Published online by Cambridge University Press: 21 March 2020
French apodemic culture goes back to the period of the rise of vernacular French as the language of officialdom and ‘high’ culture in France, in the mid-sixteenth century. In several other European territories (such as German states, Northern Europe and the Netherlands), ars apodemica was conceived and continued mostly through Latin, in part because it was tied to university culture. French apodemic texts, from the earliest examples, were almost exclusively written in the vernacular language, and numerous foreign texts were translated into French: in this, French apodemic culture is similar to the English. The relationship between language and normative discourse on travel is a reflection of the relationship between travel, language, and emerging French absolutism.

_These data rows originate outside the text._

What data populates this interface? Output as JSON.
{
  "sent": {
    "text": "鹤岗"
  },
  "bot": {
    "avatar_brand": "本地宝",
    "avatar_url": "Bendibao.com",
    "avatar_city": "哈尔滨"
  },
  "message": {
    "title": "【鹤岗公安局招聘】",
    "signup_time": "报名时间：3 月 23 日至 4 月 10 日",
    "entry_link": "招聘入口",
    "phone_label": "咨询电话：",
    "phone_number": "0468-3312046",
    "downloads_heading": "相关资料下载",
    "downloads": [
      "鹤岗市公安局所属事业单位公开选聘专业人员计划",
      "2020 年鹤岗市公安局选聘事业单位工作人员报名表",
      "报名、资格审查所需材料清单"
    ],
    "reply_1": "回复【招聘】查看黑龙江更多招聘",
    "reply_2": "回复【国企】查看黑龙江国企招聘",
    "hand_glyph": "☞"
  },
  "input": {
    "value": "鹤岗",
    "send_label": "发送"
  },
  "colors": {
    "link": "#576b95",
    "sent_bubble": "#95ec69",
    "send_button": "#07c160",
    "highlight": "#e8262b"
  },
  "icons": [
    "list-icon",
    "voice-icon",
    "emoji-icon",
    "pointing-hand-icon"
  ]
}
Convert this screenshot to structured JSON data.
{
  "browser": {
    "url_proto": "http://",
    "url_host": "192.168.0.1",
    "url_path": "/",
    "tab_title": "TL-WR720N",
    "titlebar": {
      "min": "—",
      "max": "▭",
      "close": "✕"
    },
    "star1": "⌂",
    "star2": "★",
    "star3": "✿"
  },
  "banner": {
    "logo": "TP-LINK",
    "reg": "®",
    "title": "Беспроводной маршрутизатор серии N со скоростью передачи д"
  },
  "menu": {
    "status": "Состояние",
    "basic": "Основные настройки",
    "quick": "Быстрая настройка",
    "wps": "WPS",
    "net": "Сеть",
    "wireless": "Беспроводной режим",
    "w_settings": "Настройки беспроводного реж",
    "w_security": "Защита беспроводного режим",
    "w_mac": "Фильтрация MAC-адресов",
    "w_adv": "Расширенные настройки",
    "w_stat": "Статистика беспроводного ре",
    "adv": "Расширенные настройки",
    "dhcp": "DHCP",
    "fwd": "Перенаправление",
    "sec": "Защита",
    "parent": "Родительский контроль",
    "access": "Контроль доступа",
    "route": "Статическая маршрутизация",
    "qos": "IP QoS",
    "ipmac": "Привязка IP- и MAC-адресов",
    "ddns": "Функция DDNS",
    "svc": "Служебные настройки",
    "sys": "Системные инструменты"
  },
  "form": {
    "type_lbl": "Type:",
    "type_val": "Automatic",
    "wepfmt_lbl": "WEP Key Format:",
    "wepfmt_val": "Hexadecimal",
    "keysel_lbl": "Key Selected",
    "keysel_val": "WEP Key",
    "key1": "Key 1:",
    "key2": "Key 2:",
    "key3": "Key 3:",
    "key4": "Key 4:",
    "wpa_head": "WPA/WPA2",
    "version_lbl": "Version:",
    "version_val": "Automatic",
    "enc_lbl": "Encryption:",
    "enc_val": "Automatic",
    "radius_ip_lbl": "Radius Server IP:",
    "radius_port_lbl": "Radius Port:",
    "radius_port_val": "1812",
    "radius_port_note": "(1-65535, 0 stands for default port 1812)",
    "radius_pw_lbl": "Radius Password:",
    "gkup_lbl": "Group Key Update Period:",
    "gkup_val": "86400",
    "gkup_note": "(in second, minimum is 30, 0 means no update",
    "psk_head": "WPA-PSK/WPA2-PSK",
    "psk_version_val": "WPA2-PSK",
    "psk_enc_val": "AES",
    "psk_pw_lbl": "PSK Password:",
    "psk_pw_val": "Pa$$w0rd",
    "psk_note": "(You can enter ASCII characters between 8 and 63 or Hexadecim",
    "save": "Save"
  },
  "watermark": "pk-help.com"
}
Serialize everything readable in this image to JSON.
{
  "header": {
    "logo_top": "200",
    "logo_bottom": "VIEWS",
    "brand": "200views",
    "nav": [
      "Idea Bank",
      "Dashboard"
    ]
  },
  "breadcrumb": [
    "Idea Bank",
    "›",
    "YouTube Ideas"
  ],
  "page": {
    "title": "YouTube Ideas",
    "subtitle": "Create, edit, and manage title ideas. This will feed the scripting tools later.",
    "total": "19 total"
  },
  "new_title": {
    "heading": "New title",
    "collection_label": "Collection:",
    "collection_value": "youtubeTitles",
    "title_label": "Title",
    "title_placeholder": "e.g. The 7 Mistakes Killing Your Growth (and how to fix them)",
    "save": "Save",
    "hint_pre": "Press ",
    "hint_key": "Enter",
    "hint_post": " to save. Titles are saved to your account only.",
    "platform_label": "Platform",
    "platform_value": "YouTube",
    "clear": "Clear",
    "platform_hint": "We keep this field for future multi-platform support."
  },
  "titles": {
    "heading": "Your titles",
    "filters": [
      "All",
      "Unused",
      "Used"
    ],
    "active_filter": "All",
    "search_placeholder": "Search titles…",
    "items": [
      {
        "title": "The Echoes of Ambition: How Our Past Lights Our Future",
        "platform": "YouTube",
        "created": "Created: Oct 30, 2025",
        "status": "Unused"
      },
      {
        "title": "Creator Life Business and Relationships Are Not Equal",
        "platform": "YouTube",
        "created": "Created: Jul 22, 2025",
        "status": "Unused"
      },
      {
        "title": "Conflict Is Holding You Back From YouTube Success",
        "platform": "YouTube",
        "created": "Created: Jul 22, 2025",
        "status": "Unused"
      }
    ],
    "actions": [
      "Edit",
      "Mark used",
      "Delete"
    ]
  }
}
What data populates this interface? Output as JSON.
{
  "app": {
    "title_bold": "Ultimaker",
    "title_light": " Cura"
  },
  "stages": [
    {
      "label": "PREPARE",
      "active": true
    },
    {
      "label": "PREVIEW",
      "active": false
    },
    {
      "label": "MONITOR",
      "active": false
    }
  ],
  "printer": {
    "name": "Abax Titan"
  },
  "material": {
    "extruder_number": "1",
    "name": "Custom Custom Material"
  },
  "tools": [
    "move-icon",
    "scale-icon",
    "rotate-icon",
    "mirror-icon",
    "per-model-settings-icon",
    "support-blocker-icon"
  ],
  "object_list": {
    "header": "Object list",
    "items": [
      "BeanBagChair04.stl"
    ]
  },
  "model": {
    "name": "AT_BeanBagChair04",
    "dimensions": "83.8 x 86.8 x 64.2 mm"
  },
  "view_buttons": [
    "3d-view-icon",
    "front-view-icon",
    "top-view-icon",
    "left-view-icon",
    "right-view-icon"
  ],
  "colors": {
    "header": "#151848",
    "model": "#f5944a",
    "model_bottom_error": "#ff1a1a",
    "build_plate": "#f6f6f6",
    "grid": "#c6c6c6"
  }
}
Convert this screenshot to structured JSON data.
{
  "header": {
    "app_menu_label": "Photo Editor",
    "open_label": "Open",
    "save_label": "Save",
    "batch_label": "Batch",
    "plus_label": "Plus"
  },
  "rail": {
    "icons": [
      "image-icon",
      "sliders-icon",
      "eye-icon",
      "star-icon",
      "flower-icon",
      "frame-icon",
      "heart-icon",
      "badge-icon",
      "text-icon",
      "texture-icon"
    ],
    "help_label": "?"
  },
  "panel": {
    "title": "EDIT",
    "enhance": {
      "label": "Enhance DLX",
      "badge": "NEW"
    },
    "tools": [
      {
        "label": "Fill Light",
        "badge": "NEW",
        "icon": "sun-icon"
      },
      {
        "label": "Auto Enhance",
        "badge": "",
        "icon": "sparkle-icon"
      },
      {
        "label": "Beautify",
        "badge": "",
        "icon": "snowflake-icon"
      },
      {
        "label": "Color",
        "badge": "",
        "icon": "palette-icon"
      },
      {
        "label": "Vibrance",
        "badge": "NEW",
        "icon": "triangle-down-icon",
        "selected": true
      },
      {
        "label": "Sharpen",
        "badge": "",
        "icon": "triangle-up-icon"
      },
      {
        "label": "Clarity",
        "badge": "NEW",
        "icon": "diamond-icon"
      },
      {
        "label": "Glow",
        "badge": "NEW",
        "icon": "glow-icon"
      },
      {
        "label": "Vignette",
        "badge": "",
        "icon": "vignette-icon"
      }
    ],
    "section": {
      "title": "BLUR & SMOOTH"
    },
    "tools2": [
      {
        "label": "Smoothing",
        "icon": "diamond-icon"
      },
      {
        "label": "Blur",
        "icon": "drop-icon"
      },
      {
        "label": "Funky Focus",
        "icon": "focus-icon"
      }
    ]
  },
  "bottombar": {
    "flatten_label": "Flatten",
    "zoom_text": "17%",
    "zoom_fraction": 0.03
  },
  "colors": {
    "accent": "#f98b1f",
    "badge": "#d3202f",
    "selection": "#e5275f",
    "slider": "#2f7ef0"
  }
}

The earliest example of a French apodemica might be a text that does not feature in any of the existing bibliographies: the preface to Nicolas de Nicolay's Quatre premiers livres de navigations et pérégrinations orientales, the result of travel and missions starting in 1551. Published in 1567, this text is mostly concerned with exploration and information-gathering; the idea of education and the bettering of the self through travel is not an important theme. Between the travels of Nicolay and the publication of the resulting travelogue, another well-known French work reveals complex and indeed ambivalent attitudes towards travel: Joachim du Bellay's poem cycle, Les Regrets (The Regrets). Du Bellay was spending time in Rome on a mission he very much loathed. In sonnet XXXI, he is able to imagine someone returning from a pleasurable travel experience, but expresses his own desire to be in France rather than in Italy. Du Bellay had published, only a few years earlier, the Défense et illustration de la langue française (Defense and illustration of French language, 1549), a manifesto for vernacular French culture. For defenders of vernacular French culture such as du Bellay, in these early days of French as the language of administration and culture, the ‘lure of the foreign’ was limited at best.
This first chapter, combined with the considerations on diplomacy and travel in chapter 2, surveys the traditions and core concepts around the Grand Tour – it tackles the ‘norm’ of this practice from which we will see ‘deviations’ in chapters 3 to 6.